What exactly is mother’s intuition? A hunch, a feeling or is it more?
|We’ve all heard of mother’s intuition. What is it? It sounds amazing and like it could be a miraculous solution to all problems encountered as a mother. It could help you be that zen like mama, always in-tune with her little ones, with a smile on her face radiating bliss. Hmmm… maybe…close…no not really.
There are some big misconceptions on intuition, read about them here, “4 Biggest Misconceptions”
Okay, “What exactly is mother’s intuition”:
1. It is a knowing which arises from “tuning in”. Practice through taking a few breaths or creating space by just stopping for a moment, tuning into your belly- your gut- or breath, then tuning into your child. Observe him for a moment. Listen to the non-verbal communication or the type of cry. You might reflexively react to his cries with offering food or quickly trying to stop the cry. Instead, just take a moment to listen. Your intuition will kick in quicker with a practice in patient listening.
2. It is a muscle that is developed through training. The “knowing” often doesn’t come naturally to moms. In the U.S most parents haven’t spent loads of time with babies and children and haven’t had the opportunity to develop their intuition through previous practice or through spending loads of time around other moms.

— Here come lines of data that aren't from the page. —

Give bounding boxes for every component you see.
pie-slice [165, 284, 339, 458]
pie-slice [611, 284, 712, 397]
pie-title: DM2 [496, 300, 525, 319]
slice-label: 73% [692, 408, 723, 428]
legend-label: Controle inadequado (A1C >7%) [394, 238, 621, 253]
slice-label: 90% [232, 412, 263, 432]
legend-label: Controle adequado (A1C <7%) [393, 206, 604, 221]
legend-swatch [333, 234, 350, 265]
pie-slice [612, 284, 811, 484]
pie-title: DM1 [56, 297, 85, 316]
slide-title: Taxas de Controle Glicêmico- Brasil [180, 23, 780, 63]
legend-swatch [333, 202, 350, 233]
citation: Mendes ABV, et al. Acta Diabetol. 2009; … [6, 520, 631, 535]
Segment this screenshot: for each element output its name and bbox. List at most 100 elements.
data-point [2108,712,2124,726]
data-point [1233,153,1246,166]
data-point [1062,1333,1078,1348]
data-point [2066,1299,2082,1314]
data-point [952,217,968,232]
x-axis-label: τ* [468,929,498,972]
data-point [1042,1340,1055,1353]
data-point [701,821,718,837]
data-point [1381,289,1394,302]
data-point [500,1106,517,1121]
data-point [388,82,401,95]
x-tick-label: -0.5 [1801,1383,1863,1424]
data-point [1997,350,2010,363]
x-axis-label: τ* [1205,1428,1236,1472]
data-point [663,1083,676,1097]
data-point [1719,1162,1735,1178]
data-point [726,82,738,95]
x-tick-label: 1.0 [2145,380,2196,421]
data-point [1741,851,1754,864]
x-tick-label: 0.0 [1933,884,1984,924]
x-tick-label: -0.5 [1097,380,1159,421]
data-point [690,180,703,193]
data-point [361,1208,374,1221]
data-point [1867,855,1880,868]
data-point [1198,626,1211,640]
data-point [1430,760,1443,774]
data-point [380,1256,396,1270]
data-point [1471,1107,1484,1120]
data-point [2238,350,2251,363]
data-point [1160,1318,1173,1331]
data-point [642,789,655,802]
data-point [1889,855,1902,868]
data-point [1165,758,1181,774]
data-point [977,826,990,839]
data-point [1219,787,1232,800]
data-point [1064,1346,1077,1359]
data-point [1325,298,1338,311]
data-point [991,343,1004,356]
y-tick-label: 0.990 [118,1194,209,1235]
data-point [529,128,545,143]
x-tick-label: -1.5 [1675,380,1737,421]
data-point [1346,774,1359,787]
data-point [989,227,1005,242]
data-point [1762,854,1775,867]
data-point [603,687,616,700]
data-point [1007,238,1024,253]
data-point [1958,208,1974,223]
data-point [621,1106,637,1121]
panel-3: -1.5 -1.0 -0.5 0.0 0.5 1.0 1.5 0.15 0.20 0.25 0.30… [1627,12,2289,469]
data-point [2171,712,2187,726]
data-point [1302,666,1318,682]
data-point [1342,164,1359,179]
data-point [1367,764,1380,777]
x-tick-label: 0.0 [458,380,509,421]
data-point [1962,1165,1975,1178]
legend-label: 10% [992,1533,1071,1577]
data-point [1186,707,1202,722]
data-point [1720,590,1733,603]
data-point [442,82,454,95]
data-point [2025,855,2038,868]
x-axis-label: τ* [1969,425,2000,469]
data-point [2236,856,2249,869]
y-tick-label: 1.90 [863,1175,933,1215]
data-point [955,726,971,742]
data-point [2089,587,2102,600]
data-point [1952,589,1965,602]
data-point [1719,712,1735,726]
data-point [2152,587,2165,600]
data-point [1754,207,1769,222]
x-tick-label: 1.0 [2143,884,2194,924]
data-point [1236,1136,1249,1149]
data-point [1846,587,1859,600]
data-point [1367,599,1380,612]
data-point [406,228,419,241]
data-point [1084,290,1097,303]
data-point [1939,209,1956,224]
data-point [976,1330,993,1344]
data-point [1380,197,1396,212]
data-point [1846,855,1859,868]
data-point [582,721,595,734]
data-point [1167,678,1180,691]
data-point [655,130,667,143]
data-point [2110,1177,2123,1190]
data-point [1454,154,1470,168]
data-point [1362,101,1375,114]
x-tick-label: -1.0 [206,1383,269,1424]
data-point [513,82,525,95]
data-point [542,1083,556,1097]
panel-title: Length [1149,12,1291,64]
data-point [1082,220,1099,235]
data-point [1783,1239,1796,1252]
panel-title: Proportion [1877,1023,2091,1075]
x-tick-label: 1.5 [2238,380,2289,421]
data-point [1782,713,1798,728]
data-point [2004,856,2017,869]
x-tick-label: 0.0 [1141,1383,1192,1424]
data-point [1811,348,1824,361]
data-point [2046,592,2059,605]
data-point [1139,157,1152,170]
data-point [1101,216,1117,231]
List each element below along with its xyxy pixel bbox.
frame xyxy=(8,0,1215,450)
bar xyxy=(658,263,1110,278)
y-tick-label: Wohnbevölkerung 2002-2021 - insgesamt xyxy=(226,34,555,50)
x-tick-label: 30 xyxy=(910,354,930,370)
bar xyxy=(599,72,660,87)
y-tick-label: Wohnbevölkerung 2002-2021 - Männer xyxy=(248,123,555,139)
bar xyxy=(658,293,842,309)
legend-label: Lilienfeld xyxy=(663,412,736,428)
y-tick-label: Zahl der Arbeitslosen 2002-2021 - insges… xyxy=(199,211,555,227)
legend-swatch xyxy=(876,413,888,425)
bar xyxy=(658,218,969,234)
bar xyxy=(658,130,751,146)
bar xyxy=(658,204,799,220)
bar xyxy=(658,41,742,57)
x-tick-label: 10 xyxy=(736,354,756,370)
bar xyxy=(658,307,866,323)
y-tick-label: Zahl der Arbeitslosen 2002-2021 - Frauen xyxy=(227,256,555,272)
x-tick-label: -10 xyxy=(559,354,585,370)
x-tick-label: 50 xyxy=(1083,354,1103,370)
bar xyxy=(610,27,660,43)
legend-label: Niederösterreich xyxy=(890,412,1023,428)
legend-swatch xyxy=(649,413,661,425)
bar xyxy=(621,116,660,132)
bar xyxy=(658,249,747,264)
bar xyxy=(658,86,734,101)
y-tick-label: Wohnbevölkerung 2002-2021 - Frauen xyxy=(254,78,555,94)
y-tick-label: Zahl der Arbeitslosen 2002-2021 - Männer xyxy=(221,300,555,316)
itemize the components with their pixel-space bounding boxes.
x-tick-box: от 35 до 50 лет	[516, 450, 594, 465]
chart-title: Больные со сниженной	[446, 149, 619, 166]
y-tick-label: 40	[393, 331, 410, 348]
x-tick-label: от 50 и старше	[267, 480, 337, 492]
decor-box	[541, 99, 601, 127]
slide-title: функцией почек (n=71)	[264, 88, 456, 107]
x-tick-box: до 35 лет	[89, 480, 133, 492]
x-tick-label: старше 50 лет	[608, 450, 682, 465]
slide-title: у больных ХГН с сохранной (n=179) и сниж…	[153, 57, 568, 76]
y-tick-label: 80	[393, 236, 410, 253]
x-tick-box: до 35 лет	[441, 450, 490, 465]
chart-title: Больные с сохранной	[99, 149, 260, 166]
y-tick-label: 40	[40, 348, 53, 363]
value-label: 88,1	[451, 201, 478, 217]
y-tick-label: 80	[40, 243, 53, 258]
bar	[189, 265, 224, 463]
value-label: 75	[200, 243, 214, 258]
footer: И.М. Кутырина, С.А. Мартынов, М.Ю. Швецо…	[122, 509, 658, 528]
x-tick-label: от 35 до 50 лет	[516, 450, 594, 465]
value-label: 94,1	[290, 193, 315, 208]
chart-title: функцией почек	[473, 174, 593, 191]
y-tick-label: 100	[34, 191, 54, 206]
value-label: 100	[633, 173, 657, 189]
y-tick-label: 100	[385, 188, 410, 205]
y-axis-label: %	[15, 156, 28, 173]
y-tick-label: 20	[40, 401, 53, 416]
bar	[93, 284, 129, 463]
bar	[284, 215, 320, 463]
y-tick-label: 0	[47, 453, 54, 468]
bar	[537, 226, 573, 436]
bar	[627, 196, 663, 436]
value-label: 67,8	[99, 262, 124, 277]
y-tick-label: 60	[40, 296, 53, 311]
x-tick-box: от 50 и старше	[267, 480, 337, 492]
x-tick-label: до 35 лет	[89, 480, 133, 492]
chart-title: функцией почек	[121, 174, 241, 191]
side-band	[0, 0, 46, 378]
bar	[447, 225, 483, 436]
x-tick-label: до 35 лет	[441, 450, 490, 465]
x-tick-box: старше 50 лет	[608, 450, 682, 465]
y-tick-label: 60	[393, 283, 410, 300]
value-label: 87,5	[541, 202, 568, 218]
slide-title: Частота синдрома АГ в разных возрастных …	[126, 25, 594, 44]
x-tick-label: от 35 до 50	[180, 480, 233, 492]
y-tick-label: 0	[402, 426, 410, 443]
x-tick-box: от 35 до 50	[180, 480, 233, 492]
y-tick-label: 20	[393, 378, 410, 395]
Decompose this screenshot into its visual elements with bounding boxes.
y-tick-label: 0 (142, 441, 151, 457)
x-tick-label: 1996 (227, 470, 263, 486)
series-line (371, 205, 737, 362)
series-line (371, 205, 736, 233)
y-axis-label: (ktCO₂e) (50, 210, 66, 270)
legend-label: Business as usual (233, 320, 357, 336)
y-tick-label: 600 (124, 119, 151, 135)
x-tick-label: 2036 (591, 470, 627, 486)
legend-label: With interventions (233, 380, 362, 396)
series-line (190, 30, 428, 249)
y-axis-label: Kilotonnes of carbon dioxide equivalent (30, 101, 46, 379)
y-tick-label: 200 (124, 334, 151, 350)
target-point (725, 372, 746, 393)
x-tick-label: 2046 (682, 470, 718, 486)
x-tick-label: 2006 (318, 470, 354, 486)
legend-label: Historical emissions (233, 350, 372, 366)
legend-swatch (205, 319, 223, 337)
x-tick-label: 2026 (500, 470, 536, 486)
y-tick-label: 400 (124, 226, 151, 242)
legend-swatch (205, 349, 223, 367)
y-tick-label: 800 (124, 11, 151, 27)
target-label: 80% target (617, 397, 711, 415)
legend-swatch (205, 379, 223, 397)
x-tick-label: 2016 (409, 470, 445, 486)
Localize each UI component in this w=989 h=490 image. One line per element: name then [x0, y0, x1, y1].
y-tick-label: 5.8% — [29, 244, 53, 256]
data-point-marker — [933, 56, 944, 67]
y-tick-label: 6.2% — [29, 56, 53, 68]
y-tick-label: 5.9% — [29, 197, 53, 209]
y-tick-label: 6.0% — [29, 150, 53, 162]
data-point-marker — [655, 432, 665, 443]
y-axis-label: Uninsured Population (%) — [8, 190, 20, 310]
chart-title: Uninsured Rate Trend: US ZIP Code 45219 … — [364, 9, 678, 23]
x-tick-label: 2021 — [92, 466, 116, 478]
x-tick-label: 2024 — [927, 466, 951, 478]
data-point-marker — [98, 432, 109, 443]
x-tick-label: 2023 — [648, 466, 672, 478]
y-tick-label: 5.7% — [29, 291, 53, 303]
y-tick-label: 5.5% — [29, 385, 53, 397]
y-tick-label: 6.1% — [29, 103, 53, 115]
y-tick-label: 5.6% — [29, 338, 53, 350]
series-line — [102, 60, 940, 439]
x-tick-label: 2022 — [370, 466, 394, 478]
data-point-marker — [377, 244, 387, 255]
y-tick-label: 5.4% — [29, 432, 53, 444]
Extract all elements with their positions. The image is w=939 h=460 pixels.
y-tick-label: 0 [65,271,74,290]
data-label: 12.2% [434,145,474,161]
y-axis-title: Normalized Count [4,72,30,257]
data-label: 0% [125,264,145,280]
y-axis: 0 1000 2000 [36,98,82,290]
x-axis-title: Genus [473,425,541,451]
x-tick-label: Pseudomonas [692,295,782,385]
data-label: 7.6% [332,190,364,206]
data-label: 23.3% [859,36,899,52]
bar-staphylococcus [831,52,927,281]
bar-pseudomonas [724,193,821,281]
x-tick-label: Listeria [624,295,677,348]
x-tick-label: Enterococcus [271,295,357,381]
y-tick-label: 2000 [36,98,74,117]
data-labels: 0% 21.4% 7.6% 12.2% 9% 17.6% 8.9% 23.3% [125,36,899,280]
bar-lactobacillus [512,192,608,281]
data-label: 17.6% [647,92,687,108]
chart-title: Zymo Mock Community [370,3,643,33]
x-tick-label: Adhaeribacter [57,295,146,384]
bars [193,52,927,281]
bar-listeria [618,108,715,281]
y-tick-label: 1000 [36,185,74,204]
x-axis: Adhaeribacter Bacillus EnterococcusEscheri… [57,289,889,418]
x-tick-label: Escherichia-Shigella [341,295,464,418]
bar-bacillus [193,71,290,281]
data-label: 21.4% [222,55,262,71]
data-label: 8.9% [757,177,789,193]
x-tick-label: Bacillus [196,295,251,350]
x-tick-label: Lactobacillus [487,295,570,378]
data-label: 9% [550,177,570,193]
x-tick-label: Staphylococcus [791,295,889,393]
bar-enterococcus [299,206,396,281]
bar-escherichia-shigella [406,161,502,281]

It’s not something that usually just shows up once your baby is born. I’ve seen lots of moms hold themselves to high standards on their mother’s intuition. They feel they should have strong, clear intuition right away. This leads to a lot of “laying your trip” on your child or trying to keep them happy too often because of pushing yourself to be “in tune”, instead of taking time to pause and listen.
3. Intuition gets stronger the more you have confidence in your basic goodness and your child(ren)’s basic goodness. By basic goodness I mean that fundamentally you will do the best you can and are Good Enough. You child will do the best he can and with your help and guidance, will grow into his unique self. You will both have rough days, everyone does. Maybe even a rough year or two as stress happens in life.
He might seem like he is out to push every button you have for months on end. This could be true as it’s a toddler’s job to push limits to see where the limits are held and then they can relax and feel safe as they get a consistent sense of the limits. Even in these months, your child’s basic goodness is there!
In my years as a nanny, I learned about the long game with toddlers and seeing their basic goodness. One specific two year old boy was very challenging. On some days, he would fight me on everything during the day. He would fight with his older brother and even take the hand of his baby brother and hit himself with it and then cry, “He hit me!” I thought that he was on a terrible path. I was sure this kid had only the smallest amount of basic goodness and that it was quickly evaporating.
Luckily I stayed with the family for a few years and saw him grow into a kind, sweet, smart four year old. His family life was actually worse by the time he was four, so it wasn’t that something outside him got better, but he grew into himself. I found out that it is often the case with four year olds, they change from limit pushing 2 or 3 year olds, into lovely little people. It’s easier for me to see the basic goodness in 2 and 3 year olds now. I know to look for the seeds of who they will go into and not at the tantrum-ing, limit pushing kids they are now.
Looking for the seeds of basic goodness will help you focus on what your child needs in the long term, instead of the frustrations in the short term.
4. Your intuition will not always make you feel good but it will provide a sense of peace. Your intuition will help you tap into the basic goodness of yourself, your partner and your child by helping you relate to the underlying communication instead of the expressed communication of tantrums or crying.
Your intuition won’t always keep you feeling happy because intuition might tell you to hold a limit with your child instead of giving into a request. This means you know your frustration will be triggered because your limit will mean a likely tantrum, but overall more peace because you have that gut sense you are doing what’s best in the moment.
Your intuition will provide peace overall because when you are truly tuned into your intuition, the higher perspective of knowing, you will feel a sense of peace about your decisions and actions. If you feel an intuitive knowing that initially brings you more fear, more anger, then it’s not intuition, it’s fear.
For example, if your intuitive feeling gives you a vague feeling of dread over something bad happening to your child, then it’s a fear, not intuition. When you have an intuitive sense that your child is in need of your help and is in danger, you will actually feel a sense of underlying peace even if there is concern, because you are responding to what is needed, not responding to a fear.
I love offering wisdom on intuition because my goal is to help moms be more confident, trusting and relaxed. When your intuition is developed through practices of patience, listening and tuning into your children, then you can BE the calm, confident leader your children need you to be! You are laying the foundation for your family in peace instead of fear, trust instead of worry. It’s a beautiful thing!